Participants were recruited with subacromial pain syndrome and an asymptomatic control group matched for age, gender, and dominant arm (N = 56). Surface electromyographic muscle activity was recorded from the upper, middle, and lower trapezius (UT, MT, LT) and serratus anterior (SA) during 5 repetitions of a weighted arm elevation task. Muscle activity was normalized to a reference contraction and then expressed as UT/MT, UT/LT, UT/SA, and LT/SA ratios. Ratios were compared between groups and across 3 arm angle intervals during ascending and descending elevation.
A 2 × 3 mixed-model analysis of variance yielded a group main effect for the UT/LT ratio, with a higher ratio in the subacromial pain group during ascending (mean difference, 0.92; P = .008) and descending (mean difference, 0.70; P = .030). For the LT/SA ratio, there was a group effect: a lower ratio in the subacromial group during ascending (mean difference, -0.25; P = .026) and descending (mean difference, -0.51; P = .032). There were no differences for the UT/MT or UT/SA.
There is a disruption in coordination between the LT and SA and the UT and LT during an arm elevation task in patients with subacromial pain syndrome. The LT was part of both altered ratios, indicating the relative importance of the LT. Future research should determine if exercises aimed at restoring the dysfunctional LT/SA and UT/LT force couples are beneficial to reduce shoulder pain and disability in patients with unilateral shoulder pain.
协调的肌肉活动对于关节同步运动和稳定性是必需的。明确肩痛患者相对肩胛肌活动缺陷将为制定康复计划提供基础知识。

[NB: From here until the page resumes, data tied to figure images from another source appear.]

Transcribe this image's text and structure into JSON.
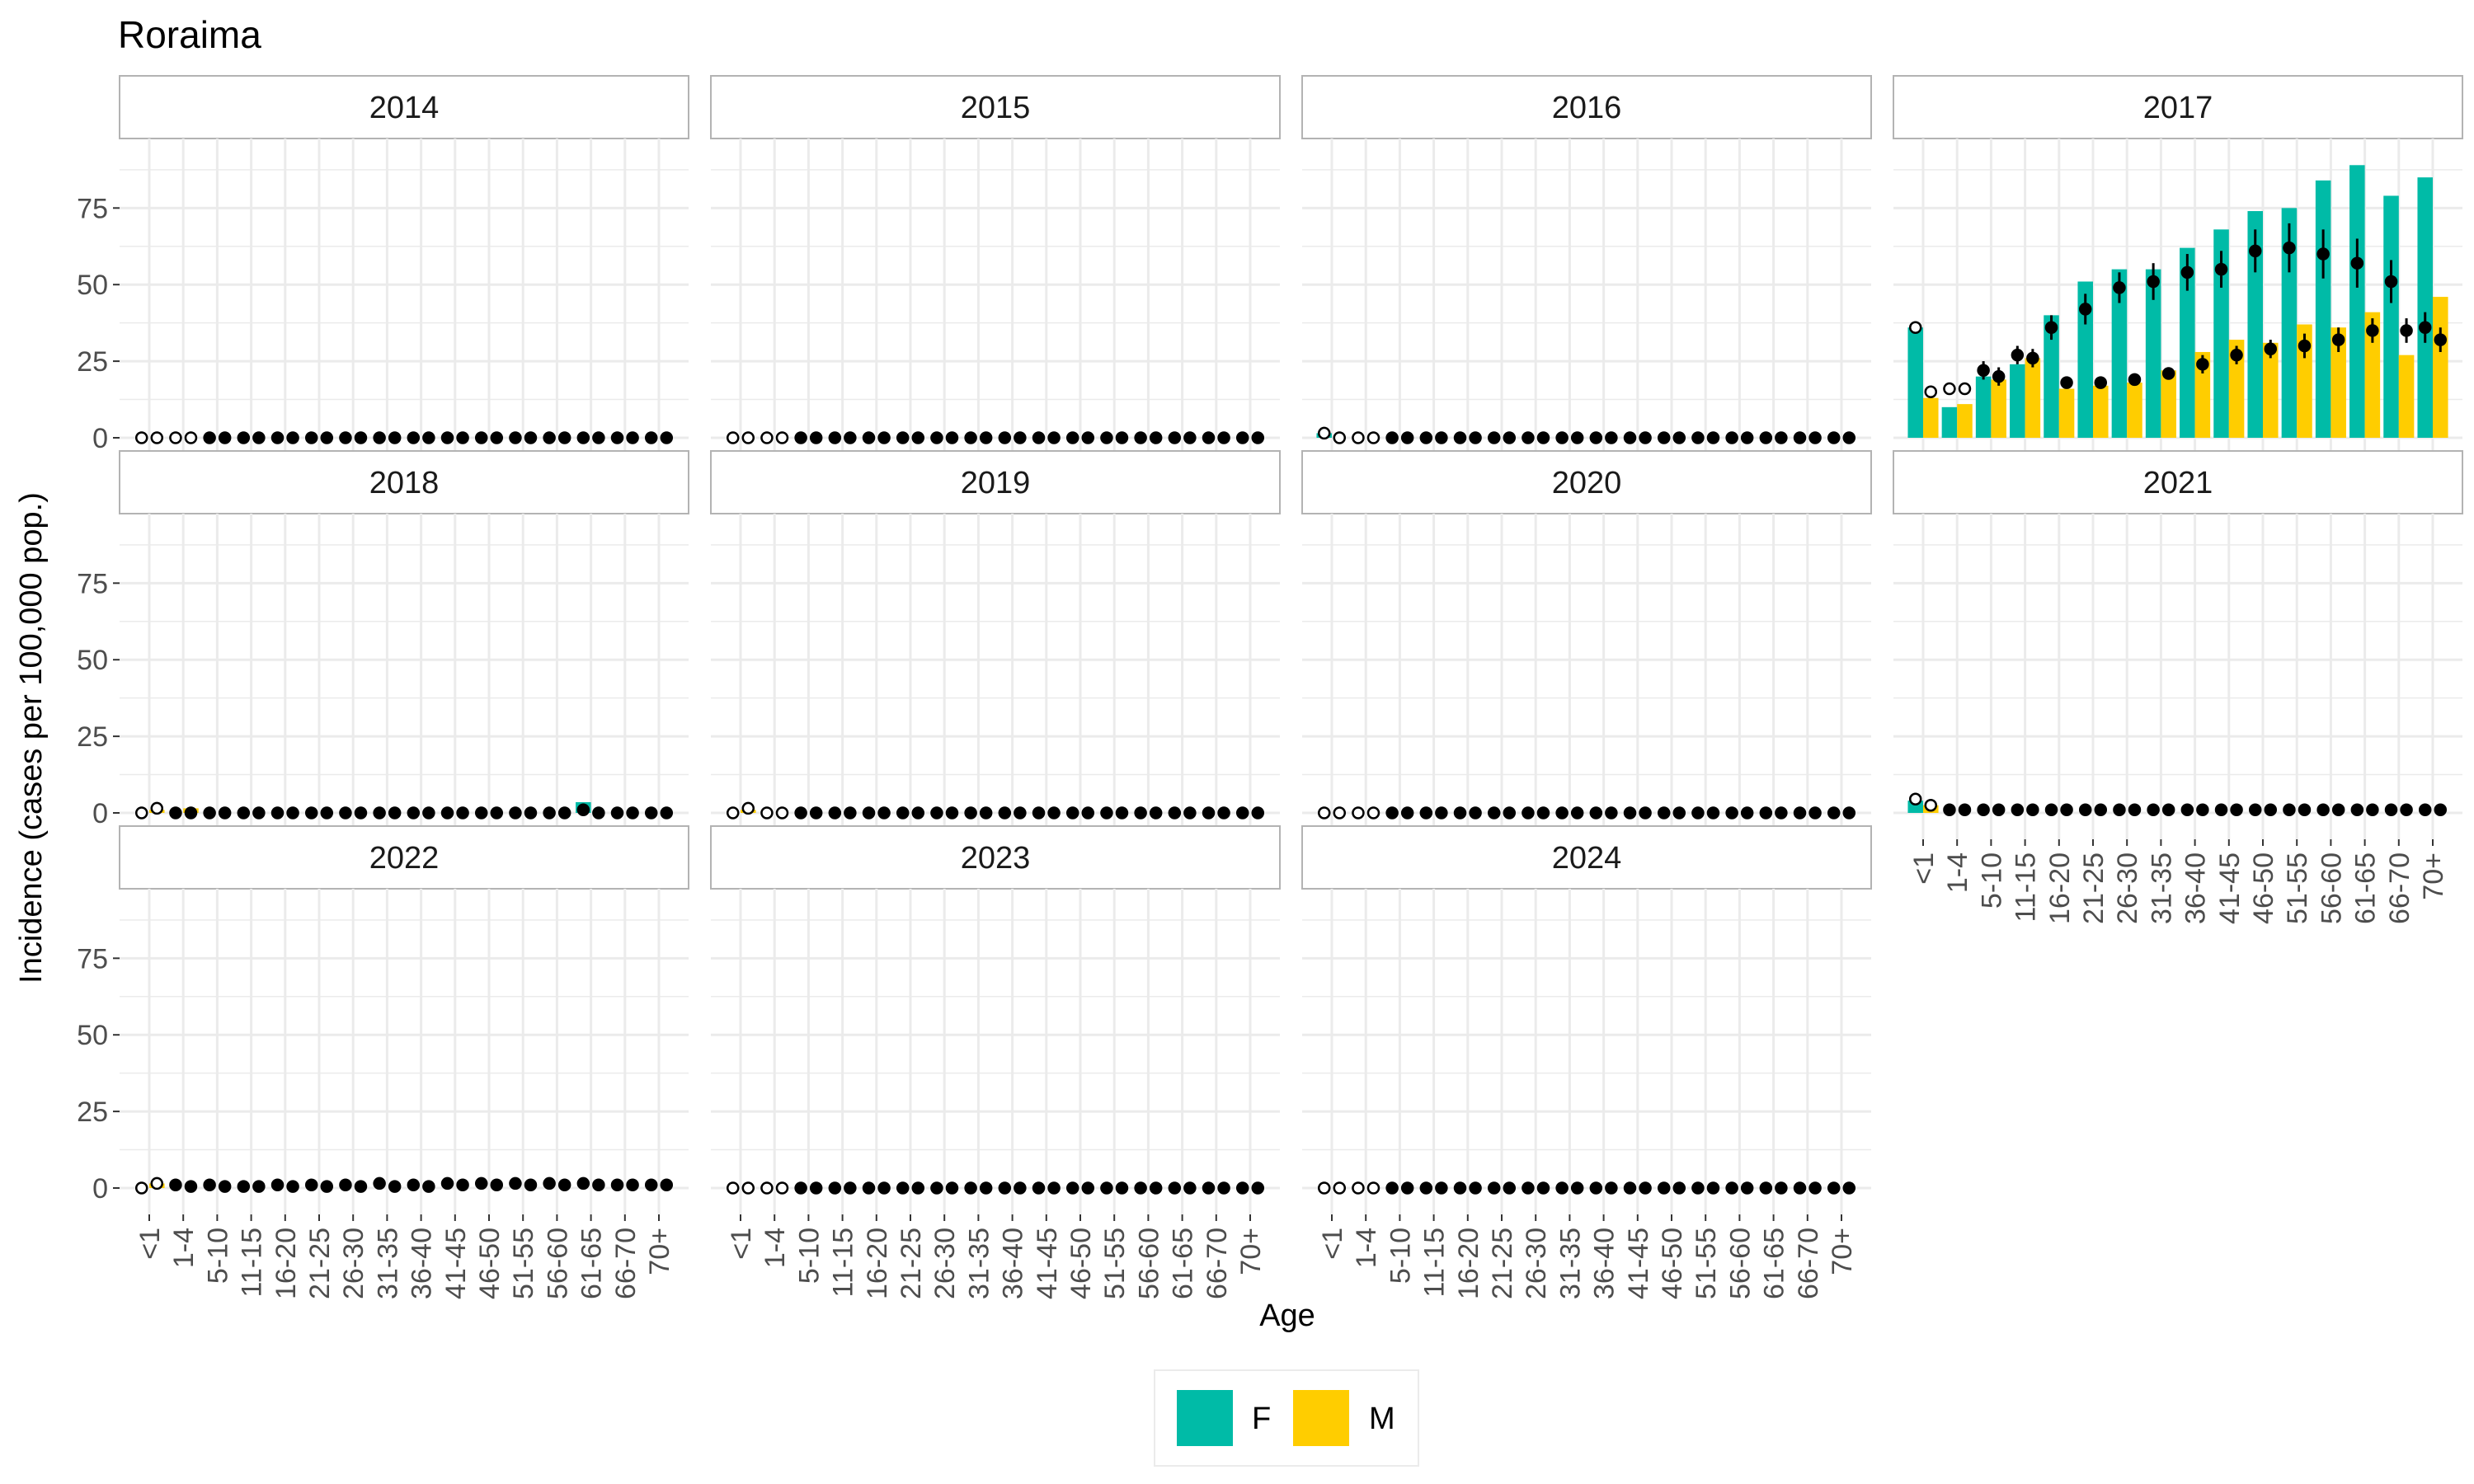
{
  "colors": {
    "F": "#00BBA7",
    "M": "#FFCD00",
    "point": "#000000",
    "strip_fill": "#FFFFFF",
    "strip_border": "#B3B3B3",
    "grid": "#EBEBEB"
  },
  "chart_data": {
    "type": "bar",
    "title": "Roraima",
    "xlabel": "Age",
    "ylabel": "Incidence (cases per 100,000 pop.)",
    "ylim": [
      0,
      95
    ],
    "yticks": [
      0,
      25,
      50,
      75
    ],
    "grid": true,
    "legend": {
      "position": "bottom",
      "entries": [
        "F",
        "M"
      ]
    },
    "categories": [
      "<1",
      "1-4",
      "5-10",
      "11-15",
      "16-20",
      "21-25",
      "26-30",
      "31-35",
      "36-40",
      "41-45",
      "46-50",
      "51-55",
      "56-60",
      "61-65",
      "66-70",
      "70+"
    ],
    "panels": [
      {
        "year": "2014",
        "F": [
          0,
          0,
          0,
          0,
          0,
          0,
          0,
          0,
          0,
          0,
          0,
          0,
          0,
          0,
          0,
          0
        ],
        "M": [
          0,
          0,
          0,
          0,
          0,
          0,
          0,
          0,
          0,
          0,
          0,
          0,
          0,
          0,
          0,
          0
        ],
        "points_F": [
          0,
          0,
          0,
          0,
          0,
          0,
          0,
          0,
          0,
          0,
          0,
          0,
          0,
          0,
          0,
          0
        ],
        "points_M": [
          0,
          0,
          0,
          0,
          0,
          0,
          0,
          0,
          0,
          0,
          0,
          0,
          0,
          0,
          0,
          0
        ]
      },
      {
        "year": "2015",
        "F": [
          0,
          0,
          0,
          0,
          0,
          0,
          0,
          0,
          0,
          0,
          0,
          0,
          0,
          0,
          0,
          0
        ],
        "M": [
          0,
          0,
          0,
          0,
          0,
          0,
          0,
          0,
          0,
          0,
          0,
          0,
          0,
          0,
          0,
          0
        ],
        "points_F": [
          0,
          0,
          0,
          0,
          0,
          0,
          0,
          0,
          0,
          0,
          0,
          0,
          0,
          0,
          0,
          0
        ],
        "points_M": [
          0,
          0,
          0,
          0,
          0,
          0,
          0,
          0,
          0,
          0,
          0,
          0,
          0,
          0,
          0,
          0
        ]
      },
      {
        "year": "2016",
        "F": [
          1.5,
          0,
          0,
          0,
          0,
          0,
          0,
          0,
          0,
          0,
          0,
          0,
          0,
          0,
          0,
          0
        ],
        "M": [
          0,
          0,
          0,
          0,
          0,
          0,
          0,
          0,
          0,
          0,
          0,
          0,
          0,
          0,
          0,
          0
        ],
        "points_F": [
          1.5,
          0,
          0,
          0,
          0,
          0,
          0,
          0,
          0,
          0,
          0,
          0,
          0,
          0,
          0,
          0
        ],
        "points_M": [
          0,
          0,
          0,
          0,
          0,
          0,
          0,
          0,
          0,
          0,
          0,
          0,
          0,
          0,
          0,
          0
        ]
      },
      {
        "year": "2017",
        "F": [
          36,
          10,
          20,
          24,
          40,
          51,
          55,
          55,
          62,
          68,
          74,
          75,
          84,
          89,
          79,
          85
        ],
        "M": [
          13,
          11,
          19,
          26,
          16,
          17,
          18,
          22,
          28,
          32,
          31,
          37,
          36,
          41,
          27,
          46
        ],
        "points_F": [
          36,
          16,
          22,
          27,
          36,
          42,
          49,
          51,
          54,
          55,
          61,
          62,
          60,
          57,
          51,
          36
        ],
        "points_M": [
          15,
          16,
          20,
          26,
          18,
          18,
          19,
          21,
          24,
          27,
          29,
          30,
          32,
          35,
          35,
          32
        ],
        "err_F": [
          0,
          0,
          3,
          3,
          4,
          5,
          5,
          6,
          6,
          6,
          7,
          8,
          8,
          8,
          7,
          5
        ],
        "err_M": [
          0,
          0,
          3,
          3,
          2,
          2,
          2,
          2,
          3,
          3,
          3,
          4,
          4,
          4,
          4,
          4
        ]
      },
      {
        "year": "2018",
        "F": [
          0,
          0,
          0,
          0,
          0,
          0,
          0,
          0,
          0,
          0,
          0,
          0,
          0,
          3.5,
          0,
          0
        ],
        "M": [
          1,
          1.5,
          0,
          0,
          0,
          0,
          0,
          0,
          0,
          0,
          0,
          0,
          0,
          0,
          0,
          0
        ],
        "points_F": [
          0,
          0,
          0,
          0,
          0,
          0,
          0,
          0,
          0,
          0,
          0,
          0,
          0,
          1,
          0,
          0
        ],
        "points_M": [
          1.5,
          0,
          0,
          0,
          0,
          0,
          0,
          0,
          0,
          0,
          0,
          0,
          0,
          0,
          0,
          0
        ]
      },
      {
        "year": "2019",
        "F": [
          0,
          0,
          0,
          0,
          0,
          0,
          0,
          0,
          0,
          0,
          0,
          0,
          0,
          0,
          0,
          0
        ],
        "M": [
          1,
          0,
          0,
          0,
          0,
          0,
          0,
          0,
          0,
          0,
          0,
          0,
          0,
          0,
          0,
          0
        ],
        "points_F": [
          0,
          0,
          0,
          0,
          0,
          0,
          0,
          0,
          0,
          0,
          0,
          0,
          0,
          0,
          0,
          0
        ],
        "points_M": [
          1.5,
          0,
          0,
          0,
          0,
          0,
          0,
          0,
          0,
          0,
          0,
          0,
          0,
          0,
          0,
          0
        ]
      },
      {
        "year": "2020",
        "F": [
          0,
          0,
          0,
          0,
          0,
          0,
          0,
          0,
          0,
          0,
          0,
          0,
          0,
          0,
          0,
          0
        ],
        "M": [
          0,
          0,
          0,
          0,
          0,
          0,
          0,
          0,
          0,
          0,
          0,
          0,
          0,
          0,
          0,
          0
        ],
        "points_F": [
          0,
          0,
          0,
          0,
          0,
          0,
          0,
          0,
          0,
          0,
          0,
          0,
          0,
          0,
          0,
          0
        ],
        "points_M": [
          0,
          0,
          0,
          0,
          0,
          0,
          0,
          0,
          0,
          0,
          0,
          0,
          0,
          0,
          0,
          0
        ]
      },
      {
        "year": "2021",
        "F": [
          4,
          0,
          0,
          0,
          0,
          0,
          0,
          0,
          0,
          0,
          0,
          0,
          0,
          0,
          0,
          0
        ],
        "M": [
          2.5,
          0,
          0,
          0,
          0,
          0,
          0,
          0,
          0,
          0,
          0,
          0,
          0,
          0,
          0,
          0
        ],
        "points_F": [
          4.5,
          1,
          1,
          1,
          1,
          1,
          1,
          1,
          1,
          1,
          1,
          1,
          1,
          1,
          1,
          1
        ],
        "points_M": [
          2.5,
          1,
          1,
          1,
          1,
          1,
          1,
          1,
          1,
          1,
          1,
          1,
          1,
          1,
          1,
          1
        ]
      },
      {
        "year": "2022",
        "F": [
          0,
          0,
          0,
          0,
          0,
          0,
          0,
          0,
          0,
          0,
          0,
          0,
          0,
          0,
          0,
          0
        ],
        "M": [
          1.5,
          0,
          0,
          0,
          0,
          0,
          0,
          0,
          0,
          0,
          0,
          0,
          0,
          0,
          0,
          0
        ],
        "points_F": [
          0,
          1,
          1,
          0.5,
          1,
          1,
          1,
          1.5,
          1,
          1.5,
          1.5,
          1.5,
          1.5,
          1.5,
          1,
          1
        ],
        "points_M": [
          1.5,
          0.5,
          0.5,
          0.5,
          0.5,
          0.5,
          0.5,
          0.5,
          0.5,
          1,
          1,
          1,
          1,
          1,
          1,
          1
        ]
      },
      {
        "year": "2023",
        "F": [
          0,
          0,
          0,
          0,
          0,
          0,
          0,
          0,
          0,
          0,
          0,
          0,
          0,
          0,
          0,
          0
        ],
        "M": [
          0,
          0,
          0,
          0,
          0,
          0,
          0,
          0,
          0,
          0,
          0,
          0,
          0,
          0,
          0,
          0
        ],
        "points_F": [
          0,
          0,
          0,
          0,
          0,
          0,
          0,
          0,
          0,
          0,
          0,
          0,
          0,
          0,
          0,
          0
        ],
        "points_M": [
          0,
          0,
          0,
          0,
          0,
          0,
          0,
          0,
          0,
          0,
          0,
          0,
          0,
          0,
          0,
          0
        ]
      },
      {
        "year": "2024",
        "F": [
          0,
          0,
          0,
          0,
          0,
          0,
          0,
          0,
          0,
          0,
          0,
          0,
          0,
          0,
          0,
          0
        ],
        "M": [
          0,
          0,
          0,
          0,
          0,
          0,
          0,
          0,
          0,
          0,
          0,
          0,
          0,
          0,
          0,
          0
        ],
        "points_F": [
          0,
          0,
          0,
          0,
          0,
          0,
          0,
          0,
          0,
          0,
          0,
          0,
          0,
          0,
          0,
          0
        ],
        "points_M": [
          0,
          0,
          0,
          0,
          0,
          0,
          0,
          0,
          0,
          0,
          0,
          0,
          0,
          0,
          0,
          0
        ]
      }
    ]
  }
}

招募患有肩峰下疼痛综合征的参与者以及年龄、性别和优势手臂相匹配的无症状对照组(N = 56)。在进行5次负重手臂抬高任务的过程中,记录斜方肌上、中、下肌(UT、MT、LT)和前锯肌(SA)的表面肌电活动。将肌肉活动标准化为参考收缩,然后表示为UT/MT、UT/LT、UT/SA和LT/SA比值。在上升和下降抬高过程中,比较两组之间以及3个手臂角度区间的比值。

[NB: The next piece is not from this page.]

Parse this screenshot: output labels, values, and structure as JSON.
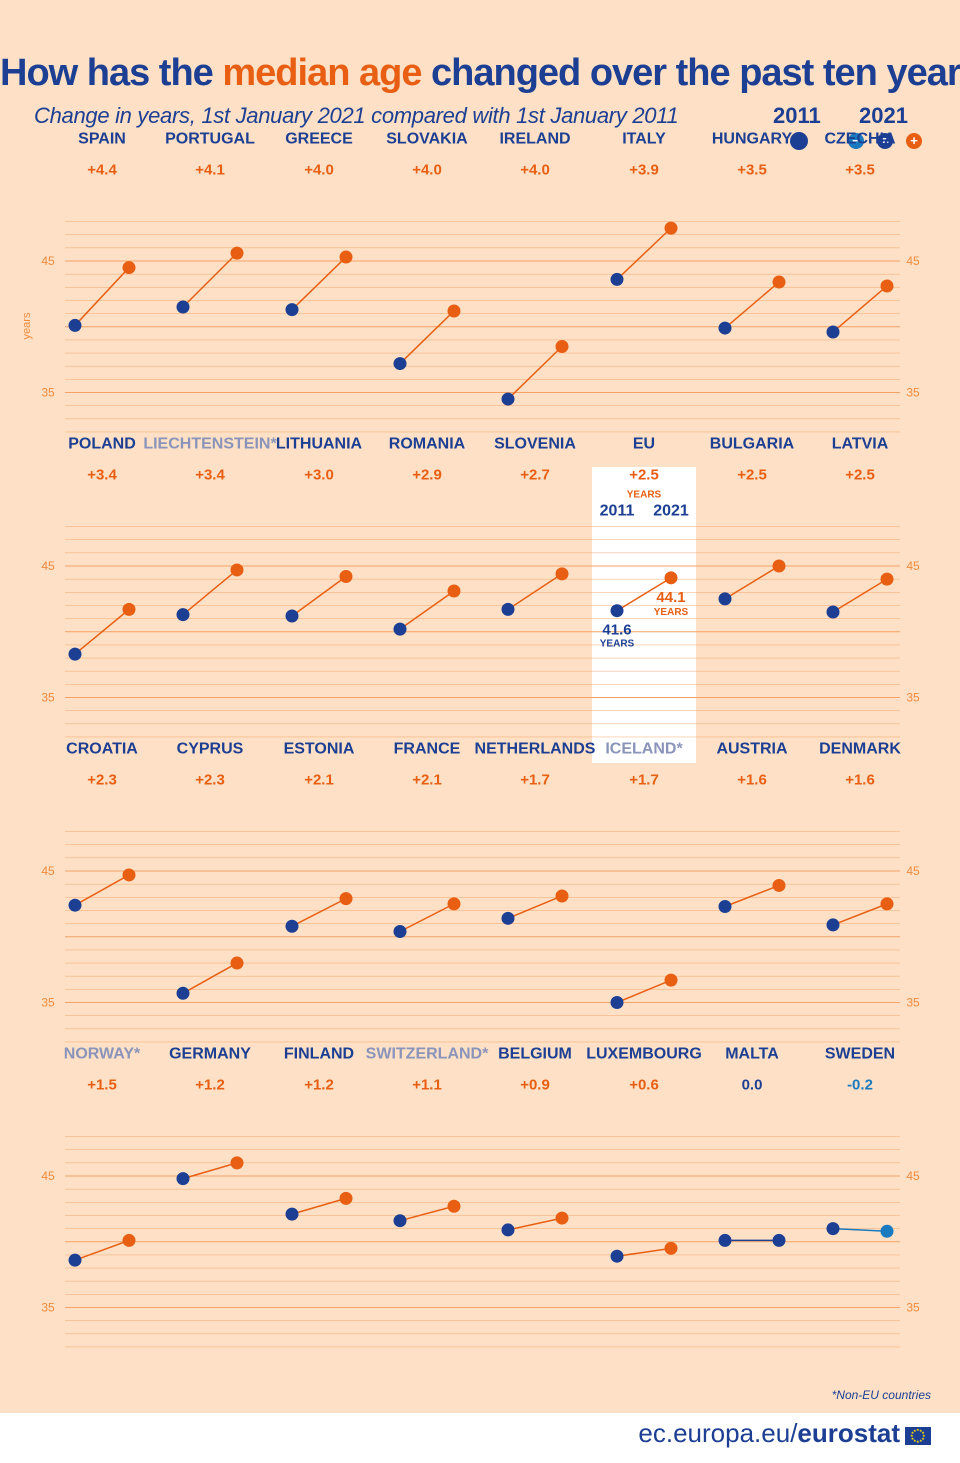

两因素三水平混合方差分析显示,UT/LT比值存在组间主效应,肩峰下疼痛组在上升(平均差异,0.92;P = 0.008)和下降(平均差异,0.70;P = 0.030)过程中该比值更高。对于LT/SA比值,存在组间效应:肩峰下组在上升(平均差异,-0.25;P = 0.026)和下降(平均差异,-0.51;P = 0.032)过程中该比值更低。UT/MT或UT/SA比值无差异。
肩峰下疼痛综合征患者在手臂抬高任务中,LT与SA以及UT与LT之间的协调性受到破坏。LT是两个改变比值中的一部分,表明了LT的相对重要性。未来研究应确定旨在恢复功能失调的LT/SA和UT/LT力偶的运动是否有助于减轻单侧肩痛患者的肩部疼痛和功能障碍。